The Philippines SEC was lifting off and adopting policies and opinions from its US counterparts without studying its own local scenario falling into the age old colonial mentality of embracing the belief that “whatever it is that holds true in the US must hold true also in the Philippines. And so when SEC went up against PFEC in the courts of law, it was rebuffed by the highest court in the land (the Supreme Court) because it tried to pin down PFEC with the charge that it was illegally engaging in commodity futures transaction. (See my blog on this HANGING BY A THREAD (PART2 ) – (SEC BLUNDERED AND PFEC GOES SCOT FREE)•August 13, 2008 and HANGING BY A THREAD (PART1 ) – (OR HOW PFEC MANAGE TO REMAIN AFLOAT)•August 12, 2008)

The funny thing is from the advent of commodity futures trading in the Philippines in 1985 to its closure in 1997 which was followed by the influx of forex boiler room operators, the SEC was swamped with mounting complaints from forex investors. And take note, the revised Securities Regulatory Act of the Philippines was enacted in the year 2000, the SEC could have recommended revisions to the securities code as early as then but they didn’t.

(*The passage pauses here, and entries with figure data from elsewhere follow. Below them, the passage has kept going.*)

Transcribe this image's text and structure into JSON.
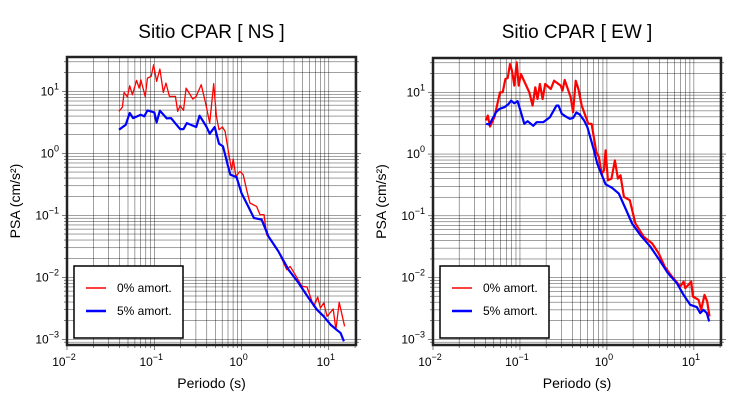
{
  "chart_data": [
    {
      "type": "line",
      "title": "Sitio CPAR [ NS ]",
      "xlabel": "Periodo (s)",
      "ylabel": "PSA (cm/s²)",
      "xscale": "log",
      "yscale": "log",
      "xlim": [
        0.01,
        20.5
      ],
      "ylim": [
        0.00081,
        35.9
      ],
      "grid": true,
      "legend_position": "bottom-left",
      "xticks": [
        {
          "base": "10",
          "exp": "−2",
          "value": -2
        },
        {
          "base": "10",
          "exp": "−1",
          "value": -1
        },
        {
          "base": "10",
          "exp": "0",
          "value": 0
        },
        {
          "base": "10",
          "exp": "1",
          "value": 1
        }
      ],
      "yticks": [
        {
          "base": "10",
          "exp": "1",
          "value": 1
        },
        {
          "base": "10",
          "exp": "0",
          "value": 0
        },
        {
          "base": "10",
          "exp": "−1",
          "value": -1
        },
        {
          "base": "10",
          "exp": "−2",
          "value": -2
        },
        {
          "base": "10",
          "exp": "−3",
          "value": -3
        }
      ],
      "series": [
        {
          "name": "0% amort.",
          "color": "#ff0000",
          "width": 1.3,
          "points_log10_period_psa": [
            [
              -1.404,
              0.677
            ],
            [
              -1.365,
              0.747
            ],
            [
              -1.346,
              0.984
            ],
            [
              -1.308,
              0.909
            ],
            [
              -1.281,
              1.091
            ],
            [
              -1.25,
              0.946
            ],
            [
              -1.204,
              1.177
            ],
            [
              -1.173,
              1.054
            ],
            [
              -1.154,
              1.188
            ],
            [
              -1.104,
              0.919
            ],
            [
              -1.077,
              1.215
            ],
            [
              -1.035,
              1.242
            ],
            [
              -1.008,
              1.43
            ],
            [
              -0.973,
              1.161
            ],
            [
              -0.935,
              1.36
            ],
            [
              -0.896,
              0.984
            ],
            [
              -0.865,
              1.134
            ],
            [
              -0.827,
              0.919
            ],
            [
              -0.758,
              0.919
            ],
            [
              -0.731,
              0.677
            ],
            [
              -0.704,
              0.769
            ],
            [
              -0.665,
              0.694
            ],
            [
              -0.635,
              1.054
            ],
            [
              -0.558,
              0.876
            ],
            [
              -0.519,
              0.919
            ],
            [
              -0.462,
              1.108
            ],
            [
              -0.412,
              0.812
            ],
            [
              -0.365,
              0.489
            ],
            [
              -0.319,
              1.124
            ],
            [
              -0.288,
              0.597
            ],
            [
              -0.258,
              0.382
            ],
            [
              -0.219,
              0.425
            ],
            [
              -0.188,
              0.355
            ],
            [
              -0.154,
              0.059
            ],
            [
              -0.115,
              -0.263
            ],
            [
              -0.096,
              -0.091
            ],
            [
              -0.065,
              -0.371
            ],
            [
              -0.019,
              -0.29
            ],
            [
              0.019,
              -0.344
            ],
            [
              0.058,
              -0.586
            ],
            [
              0.096,
              -0.801
            ],
            [
              0.173,
              -0.855
            ],
            [
              0.212,
              -0.989
            ],
            [
              0.258,
              -0.989
            ],
            [
              0.288,
              -1.312
            ],
            [
              0.404,
              -1.527
            ],
            [
              0.519,
              -1.876
            ],
            [
              0.558,
              -1.823
            ],
            [
              0.627,
              -1.984
            ],
            [
              0.692,
              -2.145
            ],
            [
              0.75,
              -2.156
            ],
            [
              0.827,
              -2.468
            ],
            [
              0.873,
              -2.317
            ],
            [
              0.904,
              -2.495
            ],
            [
              0.942,
              -2.414
            ],
            [
              0.981,
              -2.629
            ],
            [
              1.05,
              -2.511
            ],
            [
              1.081,
              -2.844
            ],
            [
              1.119,
              -2.403
            ],
            [
              1.181,
              -2.79
            ]
          ]
        },
        {
          "name": "5% amort.",
          "color": "#0000ff",
          "width": 2.2,
          "points_log10_period_psa": [
            [
              -1.404,
              0.382
            ],
            [
              -1.327,
              0.462
            ],
            [
              -1.281,
              0.651
            ],
            [
              -1.242,
              0.57
            ],
            [
              -1.154,
              0.624
            ],
            [
              -1.115,
              0.597
            ],
            [
              -1.077,
              0.694
            ],
            [
              -1.0,
              0.661
            ],
            [
              -0.973,
              0.5
            ],
            [
              -0.935,
              0.688
            ],
            [
              -0.858,
              0.565
            ],
            [
              -0.808,
              0.57
            ],
            [
              -0.704,
              0.392
            ],
            [
              -0.665,
              0.392
            ],
            [
              -0.627,
              0.489
            ],
            [
              -0.519,
              0.425
            ],
            [
              -0.481,
              0.608
            ],
            [
              -0.404,
              0.435
            ],
            [
              -0.365,
              0.317
            ],
            [
              -0.308,
              0.425
            ],
            [
              -0.258,
              0.156
            ],
            [
              -0.212,
              0.113
            ],
            [
              -0.154,
              -0.21
            ],
            [
              -0.127,
              -0.344
            ],
            [
              -0.058,
              -0.382
            ],
            [
              0.0,
              -0.64
            ],
            [
              0.077,
              -0.855
            ],
            [
              0.142,
              -1.043
            ],
            [
              0.231,
              -1.07
            ],
            [
              0.308,
              -1.339
            ],
            [
              0.423,
              -1.581
            ],
            [
              0.538,
              -1.876
            ],
            [
              0.654,
              -2.091
            ],
            [
              0.769,
              -2.333
            ],
            [
              0.865,
              -2.522
            ],
            [
              0.942,
              -2.629
            ],
            [
              1.019,
              -2.763
            ],
            [
              1.096,
              -2.855
            ],
            [
              1.135,
              -2.898
            ],
            [
              1.173,
              -3.032
            ]
          ]
        }
      ]
    },
    {
      "type": "line",
      "title": "Sitio CPAR [ EW ]",
      "xlabel": "Periodo (s)",
      "ylabel": "PSA (cm/s²)",
      "xscale": "log",
      "yscale": "log",
      "xlim": [
        0.01,
        20.5
      ],
      "ylim": [
        0.00081,
        35.9
      ],
      "grid": true,
      "legend_position": "bottom-left",
      "xticks": [
        {
          "base": "10",
          "exp": "−2",
          "value": -2
        },
        {
          "base": "10",
          "exp": "−1",
          "value": -1
        },
        {
          "base": "10",
          "exp": "0",
          "value": 0
        },
        {
          "base": "10",
          "exp": "1",
          "value": 1
        }
      ],
      "yticks": [
        {
          "base": "10",
          "exp": "1",
          "value": 1
        },
        {
          "base": "10",
          "exp": "0",
          "value": 0
        },
        {
          "base": "10",
          "exp": "−1",
          "value": -1
        },
        {
          "base": "10",
          "exp": "−2",
          "value": -2
        },
        {
          "base": "10",
          "exp": "−3",
          "value": -3
        }
      ],
      "series": [
        {
          "name": "0% amort.",
          "color": "#ff0000",
          "width": 2.2,
          "points_log10_period_psa": [
            [
              -1.389,
              0.543
            ],
            [
              -1.37,
              0.624
            ],
            [
              -1.344,
              0.446
            ],
            [
              -1.294,
              0.597
            ],
            [
              -1.229,
              1.0
            ],
            [
              -1.198,
              1.0
            ],
            [
              -1.168,
              1.215
            ],
            [
              -1.141,
              1.231
            ],
            [
              -1.115,
              1.457
            ],
            [
              -1.092,
              1.349
            ],
            [
              -1.065,
              1.108
            ],
            [
              -1.038,
              1.484
            ],
            [
              -1.015,
              1.108
            ],
            [
              -0.989,
              1.296
            ],
            [
              -0.893,
              1.0
            ],
            [
              -0.855,
              0.785
            ],
            [
              -0.824,
              1.081
            ],
            [
              -0.798,
              0.892
            ],
            [
              -0.771,
              1.134
            ],
            [
              -0.74,
              0.892
            ],
            [
              -0.71,
              1.134
            ],
            [
              -0.645,
              1.054
            ],
            [
              -0.607,
              1.188
            ],
            [
              -0.531,
              1.108
            ],
            [
              -0.511,
              1.027
            ],
            [
              -0.485,
              1.199
            ],
            [
              -0.416,
              0.919
            ],
            [
              -0.389,
              0.677
            ],
            [
              -0.359,
              1.188
            ],
            [
              -0.328,
              1.054
            ],
            [
              -0.29,
              0.785
            ],
            [
              -0.214,
              0.489
            ],
            [
              -0.176,
              0.489
            ],
            [
              -0.122,
              0.032
            ],
            [
              -0.092,
              -0.048
            ],
            [
              -0.061,
              -0.317
            ],
            [
              -0.034,
              -0.263
            ],
            [
              -0.015,
              0.059
            ],
            [
              0.011,
              -0.425
            ],
            [
              0.053,
              -0.398
            ],
            [
              0.092,
              -0.102
            ],
            [
              0.126,
              -0.398
            ],
            [
              0.156,
              -0.344
            ],
            [
              0.195,
              -0.694
            ],
            [
              0.263,
              -0.747
            ],
            [
              0.328,
              -1.124
            ],
            [
              0.424,
              -1.339
            ],
            [
              0.519,
              -1.446
            ],
            [
              0.595,
              -1.608
            ],
            [
              0.664,
              -1.823
            ],
            [
              0.748,
              -1.984
            ],
            [
              0.844,
              -2.145
            ],
            [
              0.882,
              -2.065
            ],
            [
              0.901,
              -2.172
            ],
            [
              0.969,
              -2.065
            ],
            [
              0.989,
              -2.306
            ],
            [
              1.053,
              -2.36
            ],
            [
              1.084,
              -2.522
            ],
            [
              1.122,
              -2.28
            ],
            [
              1.153,
              -2.387
            ],
            [
              1.179,
              -2.629
            ]
          ]
        },
        {
          "name": "5% amort.",
          "color": "#0000ff",
          "width": 2.2,
          "points_log10_period_psa": [
            [
              -1.389,
              0.489
            ],
            [
              -1.351,
              0.478
            ],
            [
              -1.275,
              0.677
            ],
            [
              -1.237,
              0.731
            ],
            [
              -1.179,
              0.758
            ],
            [
              -1.13,
              0.812
            ],
            [
              -1.103,
              0.866
            ],
            [
              -1.065,
              0.823
            ],
            [
              -1.027,
              0.855
            ],
            [
              -0.989,
              0.677
            ],
            [
              -0.95,
              0.489
            ],
            [
              -0.912,
              0.532
            ],
            [
              -0.847,
              0.457
            ],
            [
              -0.809,
              0.516
            ],
            [
              -0.733,
              0.516
            ],
            [
              -0.656,
              0.597
            ],
            [
              -0.58,
              0.785
            ],
            [
              -0.557,
              0.785
            ],
            [
              -0.519,
              0.651
            ],
            [
              -0.473,
              0.608
            ],
            [
              -0.427,
              0.57
            ],
            [
              -0.389,
              0.586
            ],
            [
              -0.351,
              0.672
            ],
            [
              -0.313,
              0.64
            ],
            [
              -0.263,
              0.543
            ],
            [
              -0.225,
              0.435
            ],
            [
              -0.187,
              0.247
            ],
            [
              -0.149,
              0.059
            ],
            [
              -0.111,
              -0.156
            ],
            [
              -0.073,
              -0.29
            ],
            [
              -0.015,
              -0.489
            ],
            [
              0.061,
              -0.548
            ],
            [
              0.137,
              -0.64
            ],
            [
              0.214,
              -0.882
            ],
            [
              0.29,
              -1.124
            ],
            [
              0.385,
              -1.312
            ],
            [
              0.5,
              -1.5
            ],
            [
              0.603,
              -1.715
            ],
            [
              0.702,
              -1.93
            ],
            [
              0.805,
              -2.091
            ],
            [
              0.882,
              -2.28
            ],
            [
              0.958,
              -2.441
            ],
            [
              1.034,
              -2.478
            ],
            [
              1.073,
              -2.575
            ],
            [
              1.111,
              -2.522
            ],
            [
              1.149,
              -2.575
            ],
            [
              1.176,
              -2.71
            ]
          ]
        }
      ]
    }
  ]
}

Now, two years after the PIPC scam, it has not made any move at all to recommend revisions in the code which must incorporate clarificatory provisions that will define SEC’s jurisdiction and oversight functions over unregulated firms dealing with the buying and selling of spot currency contracts to include firms offering subsidiary forex services such as consultancy services, research, and forex trading platforms.

The US made its move in the year 2000 to regulate on line, off exchange spot currency trading. What has the Philipines’ SEC done?